Uluslararası Deniz Ticaret Odası (ICS) Genel Sekreteri Guy Platten yükselen ABD milliyetçiliğinin, kasımda Beyaz Saray'a giden yarışı kim kazanırsa kazansın dünya ticaretini tehdit ettiğini, ancak gemi sahiplerinin olası bir Trump zaferinin korumacılığı abartılı şekilde geri getirmesinden özellikle endişe ettiklerini söyledi.
Küresel ticarete ilişkin tehdidin İkinci Dünya Savaşı'ndan bu yana en yüksek seviyede olduğunu belirten Platten "Dünya düzeni, İkinci Dünya Savaşı’ndan bu yana hiç bu kadar tehdit altında olmamıştı. Dünya bunu en son yaptığında işe yaramadı. Ticaret savaşları savaşa neden oluyor" dedi. Platten Financial Times’a yaptığı açıklamada, Trump'ın milliyetçi politikalarının intikamla birlikte geri dönebileceği konusundaki endişesini dile getirirken, eski başkanın önceki döneminde başvurduğu uygulamalara da atıfta bulundu.
Büyük bir tehlikenin söz konusu olduğunu ve o rejim tekrar gelirse, bunun abartılı olarak görüleceğini ifade eden Platten "Bu, herkesi aynı şeyi yapmaya teşvik ediyor. Uluslararası hukukun tüm doğal düzeni ve üzerinde mutabık kalınan kurallar dizisi tehdit altına girmeye başlıyor” şeklinde konuştu.
Trump korkusu siparişleri öne çekti
Dünya nakliye filosunun yüzde 80'inden fazlasını temsil eden bir organizasyonun başında bulunan Platten, Biden-Harris yönetiminin Çin sevkiyatlarını hedef alan hamlelerini de eleştirdi. Çinli gemi sahiplerinin Çin yapımı gemilere tarife uygulanma olasılığı konusunda gerçekten endişeli olduklarını ifade eden Platten "Her zaman ödenmesi gereken bir bedel vardır ki bu politikacıların düşündüğü bir şey değildir" dedi.
Danimarkalı AP Møller-Maersk'in patronu Vincent Clerc, geçtiğimiz günlerde yaptığı bir açıklamada müşterilerin Trump döneminde yoğunlaşabilecek ABD-Çin ticaret savaşı endişeleriyle müşterilerin siparişlerini şimdiden öne çektiklerini belirtmişti.
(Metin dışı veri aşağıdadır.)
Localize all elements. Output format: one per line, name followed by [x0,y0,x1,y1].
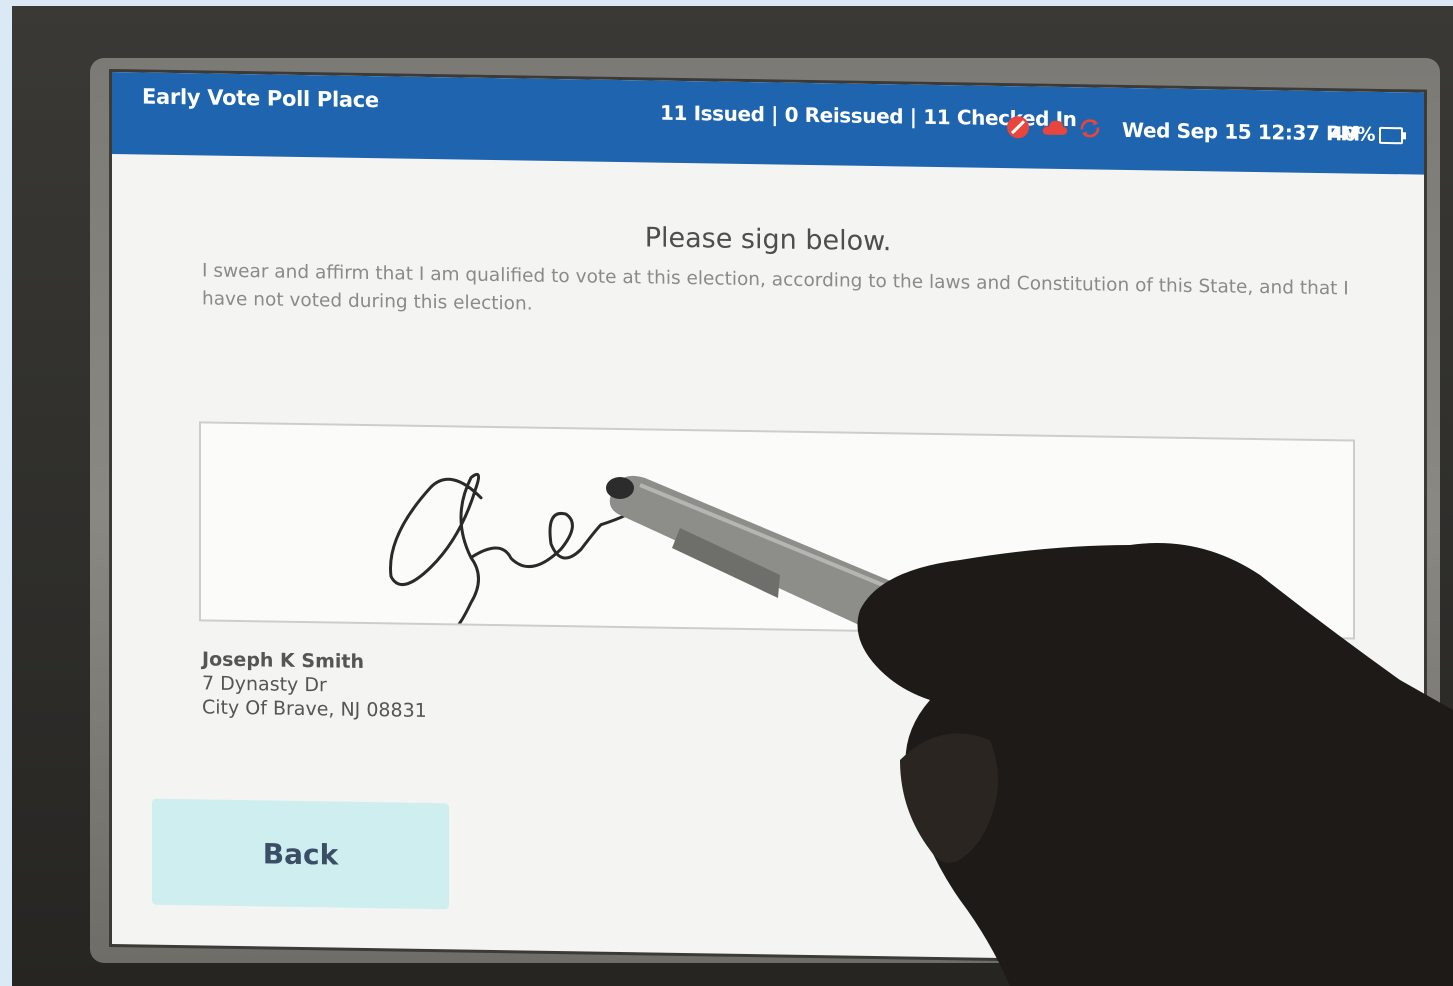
sync-icon [1077,115,1103,141]
oath-text: I swear and affirm that I am qualified t… [202,260,1349,315]
battery-icon [1379,126,1404,144]
back-button[interactable]: Back [152,798,449,910]
voter-address-line1: 7 Dynasty Dr [202,672,327,697]
voter-info: Joseph K Smith 7 Dynasty Dr City Of Brav… [202,647,427,723]
battery-percent: 40% [1330,123,1376,146]
cloud-icon [1041,115,1068,141]
voter-name: Joseph K Smith [202,648,365,673]
touch-screen: Early Vote Poll Place 11 Issued | 0 Reis… [112,72,1424,965]
signature-stroke [389,472,628,629]
voter-address-line2: City Of Brave, NJ 08831 [202,696,427,722]
date-time: Wed Sep 15 12:37 PM [1122,117,1360,146]
page-title: Please sign below. [644,222,892,258]
status-icons [1005,114,1103,142]
signature-pad[interactable] [199,421,1355,640]
no-entry-icon [1005,114,1031,140]
photo-background: Early Vote Poll Place 11 Issued | 0 Reis… [12,6,1453,986]
poll-place-label: Early Vote Poll Place [142,84,379,113]
battery-indicator: 40% [1330,123,1404,146]
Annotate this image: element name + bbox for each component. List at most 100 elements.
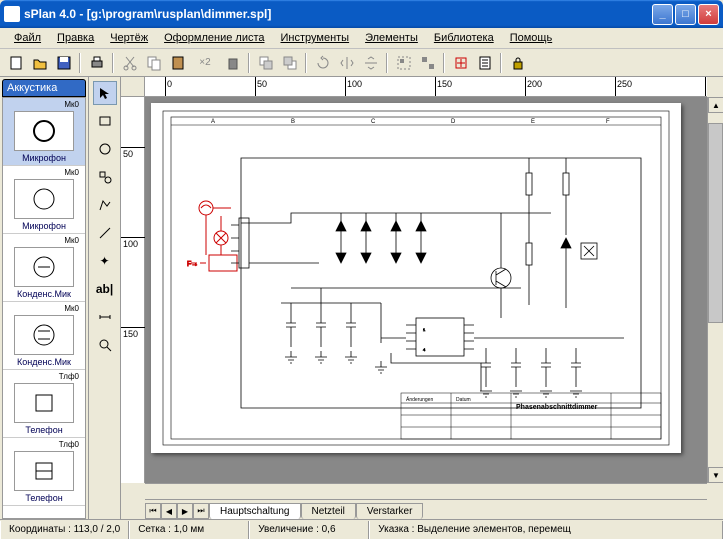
cut-button[interactable] [118, 52, 141, 74]
polygon-tool[interactable] [93, 193, 117, 217]
tab-next-button[interactable]: ▶ [177, 503, 193, 519]
tab-first-button[interactable]: ⏮ [145, 503, 161, 519]
duplicate-button[interactable]: ×2 [190, 52, 220, 74]
scroll-down-button[interactable]: ▼ [708, 467, 723, 483]
svg-text:F→: F→ [187, 261, 198, 268]
save-button[interactable] [52, 52, 75, 74]
window-title: sPlan 4.0 - [g:\program\rusplan\dimmer.s… [24, 7, 652, 21]
lock-button[interactable] [506, 52, 529, 74]
zoom-tool[interactable] [93, 333, 117, 357]
library-item[interactable]: Мк0Микрофон [3, 98, 85, 166]
select-tool[interactable] [93, 81, 117, 105]
list-button[interactable] [473, 52, 496, 74]
tab-last-button[interactable]: ⏭ [193, 503, 209, 519]
text-tool[interactable]: ab| [93, 277, 117, 301]
library-item-symbol [14, 451, 74, 491]
library-item-label: Телефон [5, 425, 83, 435]
flip-v-button[interactable] [359, 52, 382, 74]
statusbar: Координаты : 113,0 / 2,0 Сетка : 1,0 мм … [0, 519, 723, 539]
menu-sheet-layout[interactable]: Оформление листа [156, 30, 272, 46]
menu-edit[interactable]: Правка [49, 30, 102, 46]
copy-button[interactable] [142, 52, 165, 74]
library-item-ref: Мк0 [5, 100, 83, 109]
scrollbar-vertical[interactable]: ▲ ▼ [707, 97, 723, 483]
library-item[interactable]: Мк0Микрофон [3, 166, 85, 234]
ruler-corner [121, 77, 145, 97]
library-item-label: Конденс.Мик [5, 289, 83, 299]
node-tool[interactable]: ✦ [93, 249, 117, 273]
library-item-ref: Мк0 [5, 236, 83, 245]
canvas-viewport[interactable]: A B C D E F F→ [145, 97, 707, 483]
library-item[interactable]: Мк0 Конденс.Мик [3, 234, 85, 302]
page-tab-3[interactable]: Verstarker [356, 503, 424, 519]
menu-tools[interactable]: Инструменты [273, 30, 358, 46]
app-icon [4, 6, 20, 22]
status-coords: Координаты : 113,0 / 2,0 [0, 521, 129, 539]
back-button[interactable] [278, 52, 301, 74]
svg-text:D: D [451, 119, 456, 125]
svg-text:F: F [606, 119, 610, 125]
library-item[interactable]: Тлф0Телефон [3, 438, 85, 506]
library-item-symbol [14, 179, 74, 219]
minimize-button[interactable]: _ [652, 4, 673, 25]
close-button[interactable]: × [698, 4, 719, 25]
titlebar: sPlan 4.0 - [g:\program\rusplan\dimmer.s… [0, 0, 723, 28]
library-item-symbol [14, 383, 74, 423]
tab-prev-button[interactable]: ◀ [161, 503, 177, 519]
rotate-button[interactable] [311, 52, 334, 74]
menu-help[interactable]: Помощь [502, 30, 561, 46]
scroll-up-button[interactable]: ▲ [708, 97, 723, 113]
library-sidebar: Аккустика Мк0МикрофонМк0МикрофонМк0Конде… [0, 77, 89, 519]
snap-button[interactable] [449, 52, 472, 74]
library-item[interactable]: Мк0 Конденс.Мик [3, 302, 85, 370]
paste-button[interactable] [166, 52, 189, 74]
line-tool[interactable] [93, 221, 117, 245]
svg-text:C: C [371, 119, 376, 125]
library-item-symbol [14, 247, 74, 287]
library-item-ref: Тлф0 [5, 372, 83, 381]
scroll-thumb-v[interactable] [708, 123, 723, 323]
special-tool[interactable] [93, 165, 117, 189]
svg-text:E: E [531, 119, 535, 125]
library-item-ref: Мк0 [5, 168, 83, 177]
ruler-vertical: 50100150 [121, 97, 145, 483]
svg-text:Änderungen: Änderungen [406, 396, 433, 403]
menubar: Файл Правка Чертёж Оформление листа Инст… [0, 28, 723, 49]
front-button[interactable] [254, 52, 277, 74]
menu-elements[interactable]: Элементы [357, 30, 426, 46]
delete-button[interactable] [221, 52, 244, 74]
status-grid: Сетка : 1,0 мм [129, 521, 249, 539]
group-button[interactable] [392, 52, 415, 74]
status-hint: Указка : Выделение элементов, перемещ [369, 521, 723, 539]
circle-tool[interactable] [93, 137, 117, 161]
library-item-ref: Мк0 [5, 304, 83, 313]
open-button[interactable] [28, 52, 51, 74]
canvas-area: 050100150200250300 50100150 A B C D E F F→ [121, 77, 723, 519]
scrollbar-horizontal[interactable] [145, 483, 707, 499]
ungroup-button[interactable] [416, 52, 439, 74]
print-button[interactable] [85, 52, 108, 74]
flip-h-button[interactable] [335, 52, 358, 74]
svg-text:A: A [211, 119, 215, 125]
dimension-tool[interactable] [93, 305, 117, 329]
status-zoom: Увеличение : 0,6 [249, 521, 369, 539]
new-button[interactable] [4, 52, 27, 74]
drawing-page[interactable]: A B C D E F F→ [151, 103, 681, 453]
rectangle-tool[interactable] [93, 109, 117, 133]
library-category-tab[interactable]: Аккустика [2, 79, 86, 97]
titleblock-title: Phasenabschnittdimmer [516, 404, 598, 411]
toolbar: ×2 [0, 49, 723, 77]
maximize-button[interactable]: □ [675, 4, 696, 25]
page-tab-2[interactable]: Netzteil [301, 503, 356, 519]
library-item-label: Конденс.Мик [5, 357, 83, 367]
library-item-symbol [14, 315, 74, 355]
library-item[interactable]: Тлф0 Телефон [3, 370, 85, 438]
menu-library[interactable]: Библиотека [426, 30, 502, 46]
ruler-horizontal: 050100150200250300 [145, 77, 707, 97]
menu-drawing[interactable]: Чертёж [102, 30, 156, 46]
library-item-label: Телефон [5, 493, 83, 503]
menu-file[interactable]: Файл [6, 30, 49, 46]
svg-text:B: B [291, 119, 295, 125]
library-item-symbol [14, 111, 74, 151]
page-tab-1[interactable]: Hauptschaltung [209, 503, 301, 519]
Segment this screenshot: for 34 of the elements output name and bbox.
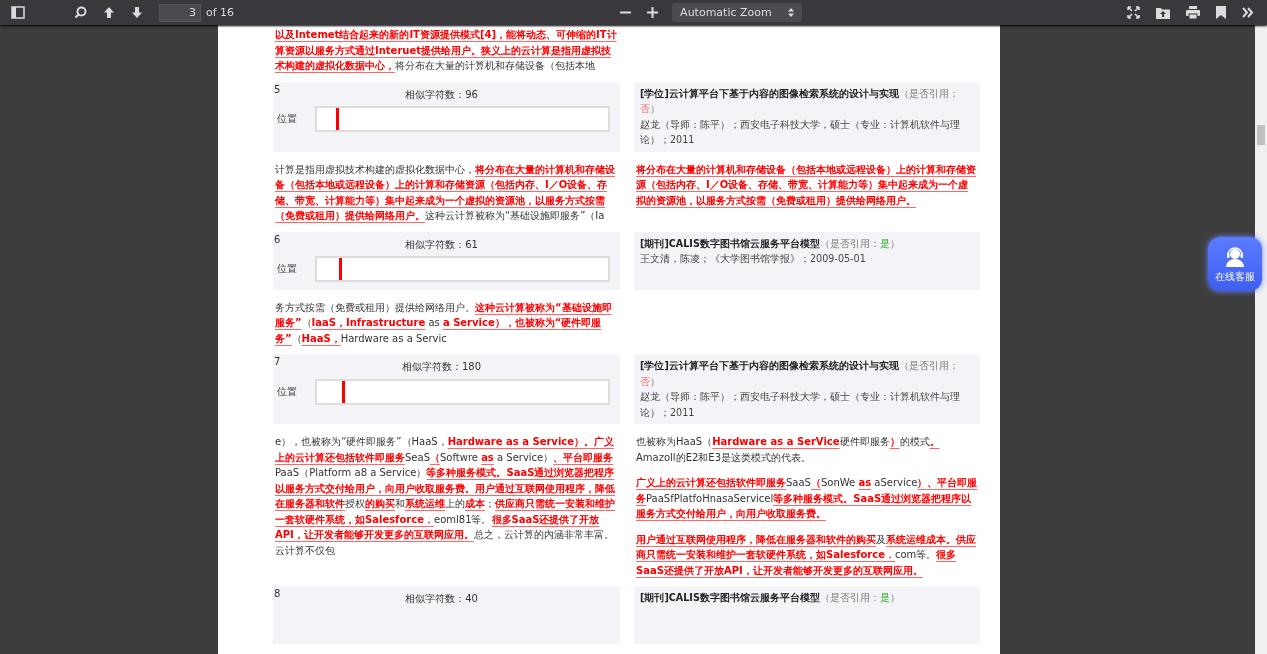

FT’de yer alan haberde dünyanın en büyük ekonomisi ve en büyük ithalatçısı konumundaki ABD’nin küreselleşmeyi ve nakliye sektörünün büyümesini destekleyen serbest ticaret politikalarını onlarca yıldır savunduğu belirtilirken, ancak her iki siyasi partinin liderinin de artık korumacı bir gündem dayatmakta olduğunun altı çizildi.
Çin mallarına %60 planı
İlk başkanlık döneminde ticarette korumacı politikalar izleyen Trump, yaptığı açıklamalarla, yeniden seçilmesi halinde bu politikaların daha da sertleşebileceğinin sinyalini veriyor. Tarifeleri gelir kaynağı olarak gören Trump, Amerikalılara yönelik vergi indirimlerini tarifelerle finanse etmeyi öngörüyor. Trump, tarifelerin Amerikan üretimini canlandıracağını, yabancı mallara bağımlılığı azaltacağını ve ülkenin dış ticaret açığını azaltacağını savunuyor. Başkan olduğu 2018'de Çin'den ithal edilen 200 milyar dolar değerinde ürüne tarife uygulayan Trump, ikinci kez göreve gelmesi durumunda Çin menşeli mallara yüzde 60, diğer ülkelerden ithal edilen mallara ise yüzde 10 gümrük vergisi uygulamayı planlıyor.
AB de tehdit altında
Ancak Biden yönetimi de, ABD iş dünyasını korumak ve eski sanayi merkezlerindeki desteği artırmak için seçim öncesi bir girişimle elektrikli arabalardan çeliğe kadar çeşitli Çin mallarına gümrük vergilerini artırma kararı almıştı. Biden yönetiminin, şirketlerin Çin'e gelişmiş yarı iletken teknolojisine erişim sağlamaya devam etmesi halinde ağır ticaret kısıtlamaları uygulamayı değerlendirdiğine dair haberler de geçtiğimiz haftalarda piyasalar üzerinde etkili olmuştu. Trump'ın Beyaz Saray'a dönmesi halinde Çin'in yanı sıra Avrupa Birliği (AB) ile de ticari gerilimlerin artma riski bulunuyor. Trump, AB'nin ABD'nin otomobillerini ve tarım ürünlerini almadığından yakınarak, 200 milyar doların üzerinde ticaret açığının olduğuna işaret ediyor. Alüminyum ve çelik tarifeleri ile Dijital Hizmet Vergisi, Trump'ın göreve gelmesi halinde Avrupa ile yeniden alevlenebilecek ticari anlaşmazlıklar olarak öne çıkıyor.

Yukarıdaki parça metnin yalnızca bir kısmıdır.